The last time Suzuki turned a forced-induction concept bike into a production model it took six years to reach showrooms and lost its boost along the way. The firm isn’t about to make the same mistake again and there’s now a large dossier of evidence to suggest that its turbocharged Recursion is set to reach showrooms in the near future – despite the firm’s denials.
In case you missed it, the Recursion was Suzuki’s show-stopper from the 2013 Tokyo Motor Show. Revealed in December of that year, it’s a 588cc parallel twin sports bike with a radical turbocharged engine intended to offer an unbeatable combination of economy and performance. And in the 19 months since its unveiling there’s been a steady flow of evidence from Suzuki that the Recursion is much more than a mere trinket intended to draw crowds to its show stands.

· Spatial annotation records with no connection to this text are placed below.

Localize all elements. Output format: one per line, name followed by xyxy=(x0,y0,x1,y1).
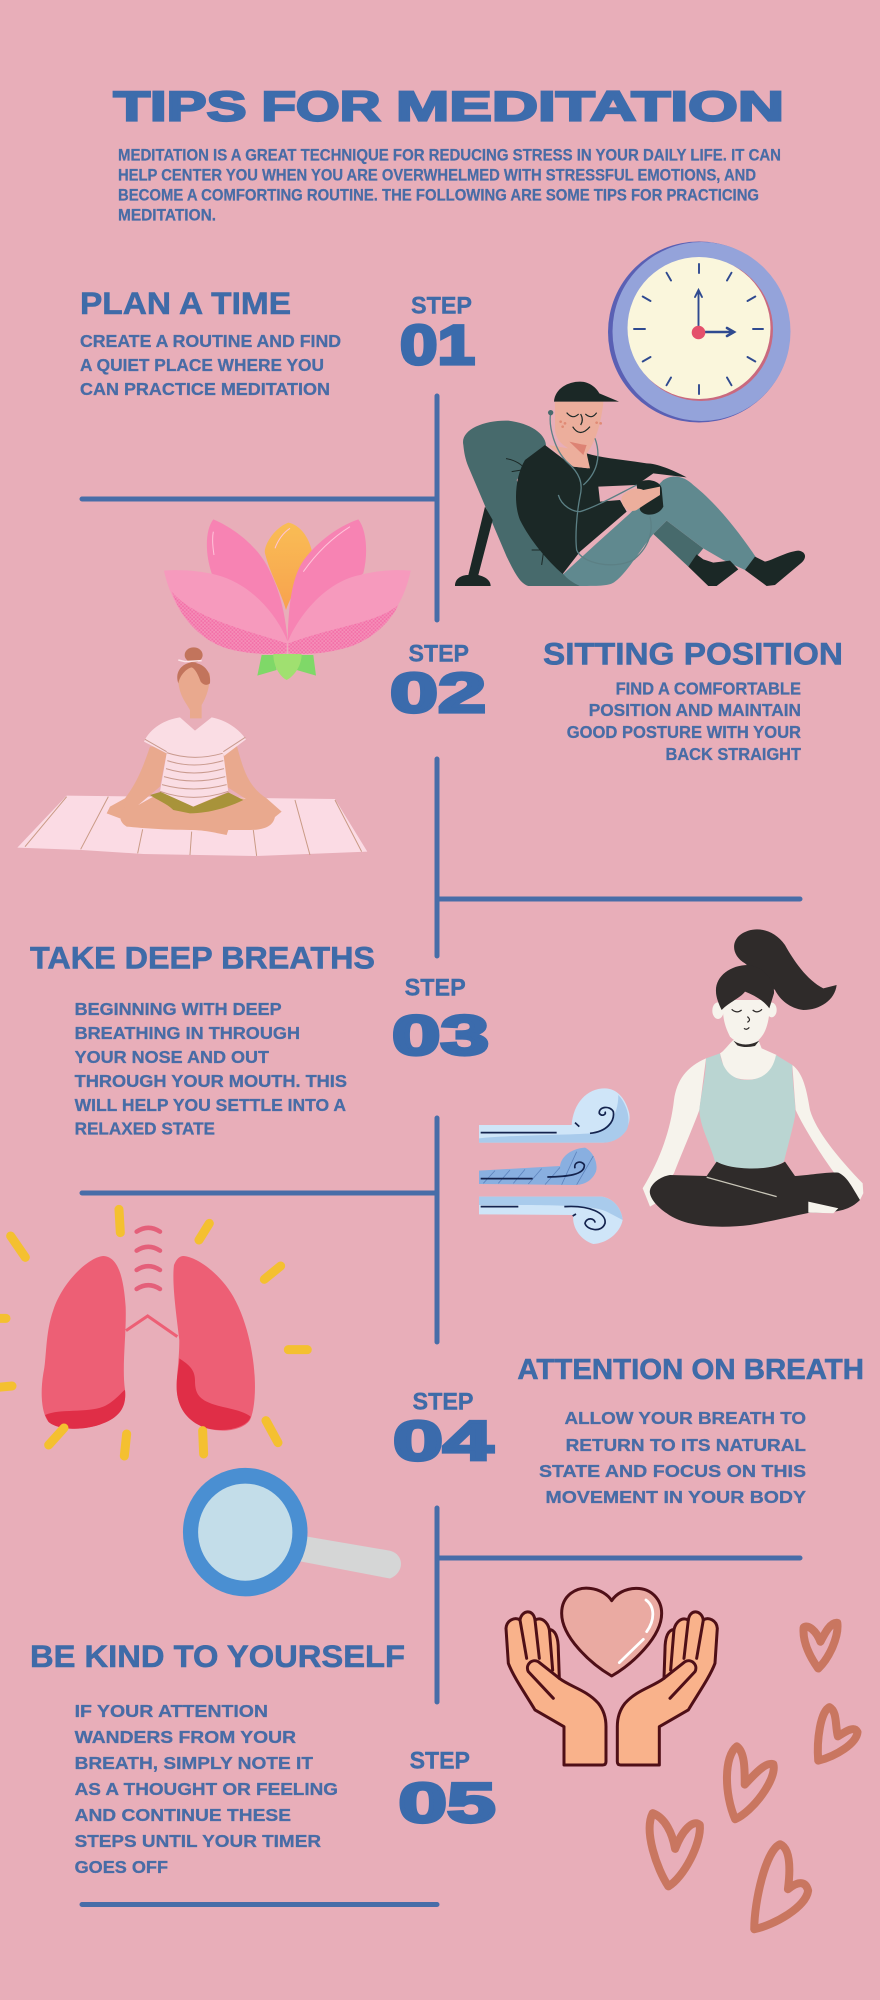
text: step 5 description: AS A THOUGHT OR FEELING xyxy=(75,1779,338,1799)
panel: step 2 sitting position xyxy=(390,636,843,764)
text: step 3 description xyxy=(75,999,347,1139)
text: step 1 description: A QUIET PLACE WHERE YOU xyxy=(80,355,324,375)
icon: magnifying glass xyxy=(183,1468,401,1596)
intro text block: BECOME A COMFORTING ROUTINE. THE FOLLOWING ARE SOME TIPS FOR PRACTICING xyxy=(118,187,759,205)
step number 03: 03 xyxy=(392,1004,489,1067)
heading: attention on breath: ATTENTION ON BREATH xyxy=(517,1354,864,1386)
text: step 3 description: BREATHING IN THROUGH xyxy=(75,1023,300,1043)
intro text block: MEDITATION IS A GREAT TECHNIQUE FOR REDUCING STRESS IN YOUR DAILY LIFE. IT CAN xyxy=(118,147,781,165)
title: FOR xyxy=(262,83,380,130)
illustration: breath puffs xyxy=(479,1088,630,1244)
intro text block: HELP CENTER YOU WHEN YOU ARE OVERWHELMED WITH STRESSFUL EMOTIONS, AND xyxy=(118,167,756,185)
text: step 2 description: GOOD POSTURE WITH YOUR xyxy=(567,722,801,742)
step label 1: STEP xyxy=(411,293,472,320)
title xyxy=(114,83,784,130)
decoration: outlined hearts xyxy=(650,1623,858,1929)
text: step 5 description: IF YOUR ATTENTION xyxy=(75,1701,268,1721)
text: step 3 description: YOUR NOSE AND OUT xyxy=(75,1047,269,1067)
text: step 3 description: BEGINNING WITH DEEP xyxy=(75,999,282,1019)
panel: step 1 plan a time xyxy=(80,285,475,399)
text: step 3 description: THROUGH YOUR MOUTH. THIS xyxy=(75,1071,347,1091)
text: step 5 description: BREATH, SIMPLY NOTE IT xyxy=(75,1753,313,1773)
title: TIPS xyxy=(114,83,246,130)
step number 04: 04 xyxy=(393,1409,493,1472)
step label 2: STEP xyxy=(408,641,469,668)
heading: sitting position: SITTING POSITION xyxy=(543,636,843,672)
text: step 4 description: MOVEMENT IN YOUR BODY xyxy=(546,1487,806,1507)
text: step 4 description xyxy=(539,1408,806,1507)
intro text block: MEDITATION. xyxy=(118,207,216,225)
text: step 4 description: RETURN TO ITS NATURAL xyxy=(566,1435,806,1455)
illustration: lotus flower xyxy=(164,519,411,680)
text: step 2 description: POSITION AND MAINTAIN xyxy=(589,700,801,720)
text: step 5 description: STEPS UNTIL YOUR TIMER xyxy=(75,1831,321,1851)
illustration: man sitting with earphones xyxy=(455,382,805,586)
text: step 4 description: ALLOW YOUR BREATH TO xyxy=(564,1408,806,1428)
heading: be kind to yourself: BE KIND TO YOURSELF xyxy=(30,1638,405,1674)
text: step 1 description: CAN PRACTICE MEDITATION xyxy=(80,379,330,399)
text: step 4 description: STATE AND FOCUS ON THIS xyxy=(539,1461,806,1481)
illustration: woman meditating on mat xyxy=(17,647,367,856)
heading: take deep breaths: TAKE DEEP BREATHS xyxy=(30,940,375,976)
timeline connector lines xyxy=(82,396,800,1904)
text: step 5 description xyxy=(75,1701,338,1877)
text: step 5 description: GOES OFF xyxy=(75,1857,168,1877)
title: MEDITATION xyxy=(396,83,784,130)
text: step 2 description xyxy=(567,678,801,764)
step number 05: 05 xyxy=(398,1771,496,1834)
step label 3: STEP xyxy=(405,975,466,1002)
step number 01: 01 xyxy=(400,313,475,376)
step label 5: STEP xyxy=(410,1748,470,1775)
step label 4: STEP xyxy=(412,1389,474,1416)
text: step 3 description: RELAXED STATE xyxy=(75,1119,215,1139)
intro text block xyxy=(118,147,781,225)
text: step 3 description: WILL HELP YOU SETTLE INTO A xyxy=(75,1095,346,1115)
step number 02: 02 xyxy=(390,661,486,724)
panel: step 3 take deep breaths xyxy=(30,940,489,1139)
text: step 5 description: AND CONTINUE THESE xyxy=(75,1805,291,1825)
heading: plan a time: PLAN A TIME xyxy=(80,285,291,321)
icon: wall clock xyxy=(608,242,790,422)
illustration: lungs with rays xyxy=(0,1209,307,1456)
text: step 1 description xyxy=(80,331,341,399)
text: step 5 description: WANDERS FROM YOUR xyxy=(75,1727,296,1747)
icon: hands holding heart xyxy=(506,1588,717,1765)
panel: step 5 be kind to yourself xyxy=(30,1638,496,1877)
illustration: woman meditating with ponytail xyxy=(643,929,863,1227)
text: step 2 description: BACK STRAIGHT xyxy=(666,744,801,764)
text: step 1 description: CREATE A ROUTINE AND FIND xyxy=(80,331,341,351)
text: step 2 description: FIND A COMFORTABLE xyxy=(616,678,801,698)
panel: step 4 attention on breath xyxy=(393,1354,864,1507)
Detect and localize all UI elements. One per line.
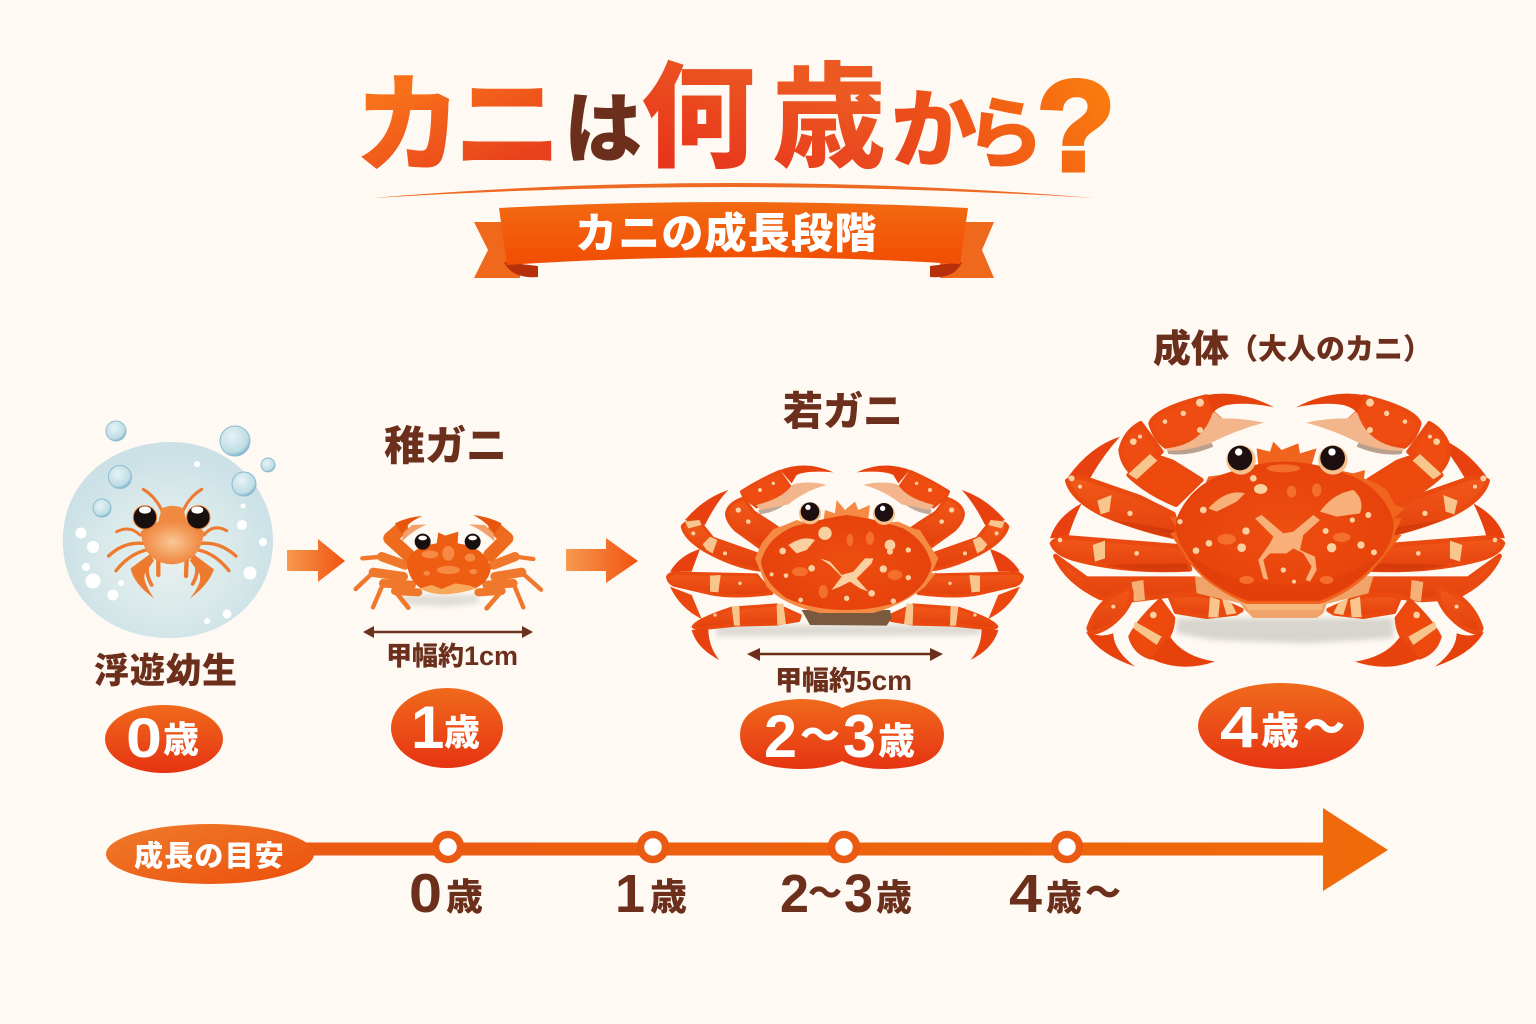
timeline markers [436,834,1080,860]
width text: 1cm: 甲幅約 [386,636,464,673]
width arrow: 5cm [747,648,943,661]
age pill: 2-3: 歳 [878,711,915,765]
ribbon text: カニの成長段階 [575,200,877,261]
arrow: 1 to 2-3 [566,538,638,583]
timeline label: 4+: 4 [1009,864,1042,924]
timeline label: 2-3 [780,864,912,924]
label: planktonic larva: 浮遊幼生 [94,643,238,694]
timeline label: 0 [409,862,483,924]
title: 歳 [772,26,886,191]
age pill: 2-3: 〜 [800,703,840,761]
timeline label: 0: 0 [409,862,442,924]
timeline label: 2-3: 3 [844,864,873,924]
label: juvenile crab: 稚ガニ [384,412,507,472]
age pill: 1: 1 [411,694,444,761]
title: ニ [454,39,562,195]
label: adult crab [1153,318,1432,373]
width arrow: 1cm [363,626,533,638]
width text: 1cm: 1cm [464,641,518,671]
title: か [891,60,977,185]
title: 何 [641,26,755,191]
timeline label: 2-3: 〜 [808,866,842,915]
width text: 5cm: 甲幅約 [775,659,856,698]
label: adult crab: 成体 [1153,318,1229,373]
timeline label pill: 成長の目安 [134,833,285,875]
timeline label: 4+ [1009,864,1121,924]
width text: 1cm [386,636,518,673]
age pill: 1 [391,688,503,768]
timeline label: 1 [615,864,687,924]
age pill: 4+ [1198,683,1364,769]
title: ら [966,72,1044,184]
title: は [564,67,642,179]
timeline label: 0: 歳 [446,867,483,921]
age pill: 4+: 〜 [1303,694,1345,755]
age pill: 2-3: 3 [843,703,876,770]
timeline axis arrow [300,808,1388,891]
larva crab [109,489,236,598]
age pill: 1: 歳 [444,704,480,756]
air bubbles [93,421,275,517]
timeline label: 2-3: 歳 [876,869,912,921]
ribbon banner [474,200,994,278]
width text: 5cm [775,659,912,698]
adult crab illustration [1050,394,1505,667]
stage 0: plankton larva illustration [63,421,275,638]
timeline [106,808,1388,924]
age pill: 0: 0 [126,706,162,769]
timeline label: 2-3: 2 [780,864,809,924]
timeline label pill [106,824,314,884]
age pill: 4+: 歳 [1261,700,1299,755]
title [354,26,1115,198]
age pill: 2-3: 2 [764,703,797,770]
label: young crab: 若ガニ [783,379,903,437]
timeline label: 4+: 歳 [1046,869,1082,921]
width text: 5cm: 5cm [856,665,912,696]
label: adult crab: （大人のカニ） [1229,326,1432,368]
arrow: 0 to 1 [287,539,345,582]
young crab illustration [668,466,1022,660]
age pill: 4+: 4 [1220,695,1258,760]
age pill: 2-3 [740,699,944,770]
title: ? [1037,55,1115,198]
timeline label: 1: 1 [615,864,645,924]
age pill: 0 [105,705,223,773]
age pill: 0: 歳 [163,711,199,763]
timeline label: 1: 歳 [650,867,687,921]
title: カ [354,39,462,195]
title underline swoosh [372,183,1094,198]
juvenile crab illustration [356,515,541,608]
timeline label: 4+: 〜 [1085,864,1121,916]
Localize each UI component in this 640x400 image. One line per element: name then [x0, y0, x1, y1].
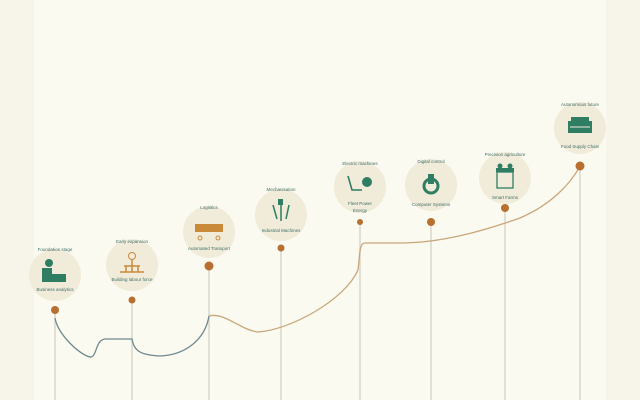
trend line	[55, 166, 580, 357]
milestone 7: Smart Farms	[492, 195, 519, 200]
milestone 3: Automated Transport	[188, 246, 231, 251]
milestone 7: Precision agriculture	[485, 152, 526, 157]
milestone 6: Computer Systems	[412, 202, 451, 207]
milestone 3: Logistics	[200, 205, 218, 210]
milestone 1: Business analytics	[36, 287, 74, 292]
milestone 8	[554, 102, 606, 170]
milestone 6	[405, 159, 457, 226]
milestone 2: Early expansion	[116, 239, 149, 244]
stem lines	[55, 166, 580, 400]
milestone 8: Autonomous future	[561, 102, 600, 107]
milestone 1: Foundation stage	[38, 247, 73, 252]
milestone 6: Digital control	[417, 159, 445, 164]
milestone 5: Fleet Power	[348, 201, 373, 206]
milestone 2	[106, 239, 158, 304]
milestone 4: Industrial Machines	[262, 228, 301, 233]
milestone 1	[29, 247, 81, 314]
milestone 4	[255, 187, 307, 252]
milestone 8: Food Supply Chain	[561, 144, 600, 149]
milestone 5: Electric machines	[342, 161, 378, 166]
milestone 5: Energy	[353, 208, 368, 213]
milestone 2: Building labour force	[111, 277, 153, 282]
milestone 7	[479, 152, 531, 212]
milestone 4: Mechanisation	[266, 187, 296, 192]
milestone 5	[334, 161, 386, 225]
milestone 3	[183, 205, 235, 270]
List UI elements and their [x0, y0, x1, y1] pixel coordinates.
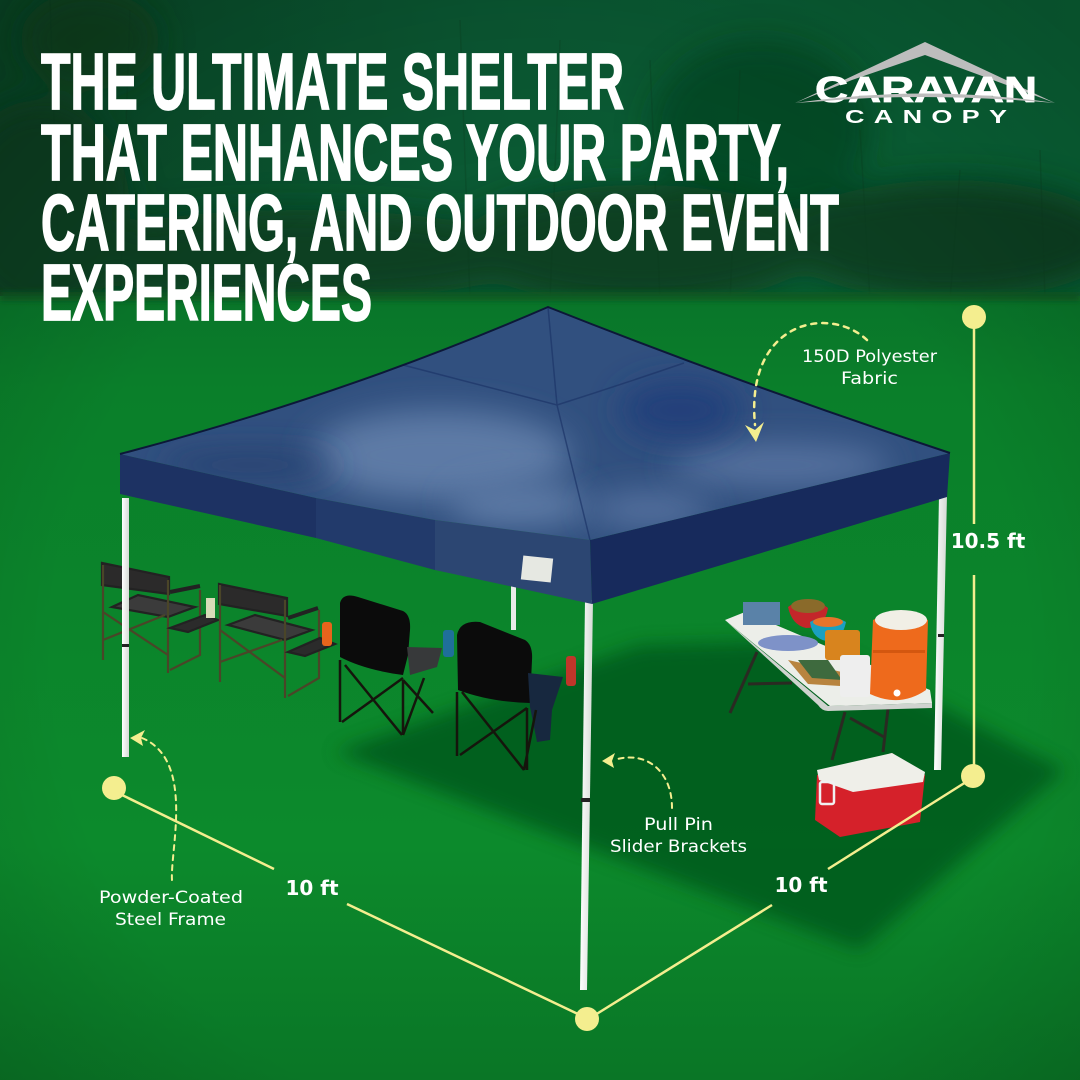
- callout: Powder-Coated Steel Frame: [99, 730, 243, 929]
- orange water cooler: [870, 610, 928, 700]
- canopy shadow on grass: [335, 640, 1065, 950]
- background: forest and sky: [0, 0, 1080, 320]
- dimension: right width 10 ft: [575, 782, 966, 1031]
- callout: Powder-Coated Steel Frame: Steel Frame: [115, 910, 226, 929]
- chair: folding director chair 2: [219, 584, 335, 698]
- dimension: left width 10 ft: [102, 776, 580, 1015]
- callout: 150D Polyester Fabric: 150D Polyester: [802, 347, 937, 366]
- right rear pole: [934, 495, 947, 770]
- logo: Caravan Canopy: CARAVAN: [815, 69, 1037, 110]
- canopy top: [120, 307, 950, 540]
- red ice chest cooler: [815, 753, 925, 837]
- callout: 150D Polyester Fabric: Fabric: [841, 369, 898, 388]
- table with food: [725, 599, 932, 760]
- callout: Pull Pin Slider Brackets: Pull Pin: [644, 815, 713, 834]
- label patch: [521, 555, 553, 583]
- back pole: [511, 585, 516, 630]
- dimension: height 10.5 ft: 10.5 ft: [951, 529, 1026, 553]
- title: [41, 37, 839, 337]
- canopy valance: [120, 453, 950, 604]
- dimension: left width 10 ft: 10 ft: [285, 876, 339, 900]
- dimension: right width 10 ft: 10 ft: [774, 873, 828, 897]
- logo: Caravan Canopy: CANOPY: [845, 107, 1007, 127]
- chair: black camp chair 4: [457, 622, 576, 770]
- callout: Powder-Coated Steel Frame: Powder-Coated: [99, 888, 243, 907]
- callout: Pull Pin Slider Brackets: [602, 753, 747, 856]
- left front pole: [122, 498, 129, 757]
- dimension: height 10.5 ft: [951, 305, 1026, 788]
- chair: black camp chair 3: [340, 595, 454, 735]
- callout: 150D Polyester Fabric: [745, 323, 937, 442]
- title: THE ULTIMATE SHELTER: [41, 37, 624, 126]
- logo: Caravan Canopy: [795, 42, 1055, 127]
- front center pole: [580, 600, 593, 990]
- callout: Pull Pin Slider Brackets: Slider Brackets: [610, 837, 747, 856]
- chair: folding director chair 1: [102, 563, 218, 673]
- title: EXPERIENCES: [41, 248, 372, 337]
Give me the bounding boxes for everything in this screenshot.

The latest evidence is perhaps the most important of all. On September 2, Suzuki filed an application for a trademark on the name Recursion for use on ‘motorcycles and the parts and fittings thereof’. In other words, it wants to make sure it can use the name on a commercial basis; no firm would trademark a name it used two years earlier on a concept bike unless it has intent to use that same name again, on a production machine.
There’s no cast-iron guarantee that the production Recursion will be the same as the concept bike, but allied to the large number of patents that Suzuki has filed around the Recursion’s turbo technology, it seems highly likely that the production version will be at least a close relative.
Those patents have already revealed a host of details that would never be seen if the concept was merely a mock-up.
The timing of Suzuki’s trademark application hints that the bike could be launched before the end of this year. There is now a three-month period during which any objections to the trademark can be raised and considered, and if there are none the mark is expected to be granted in December.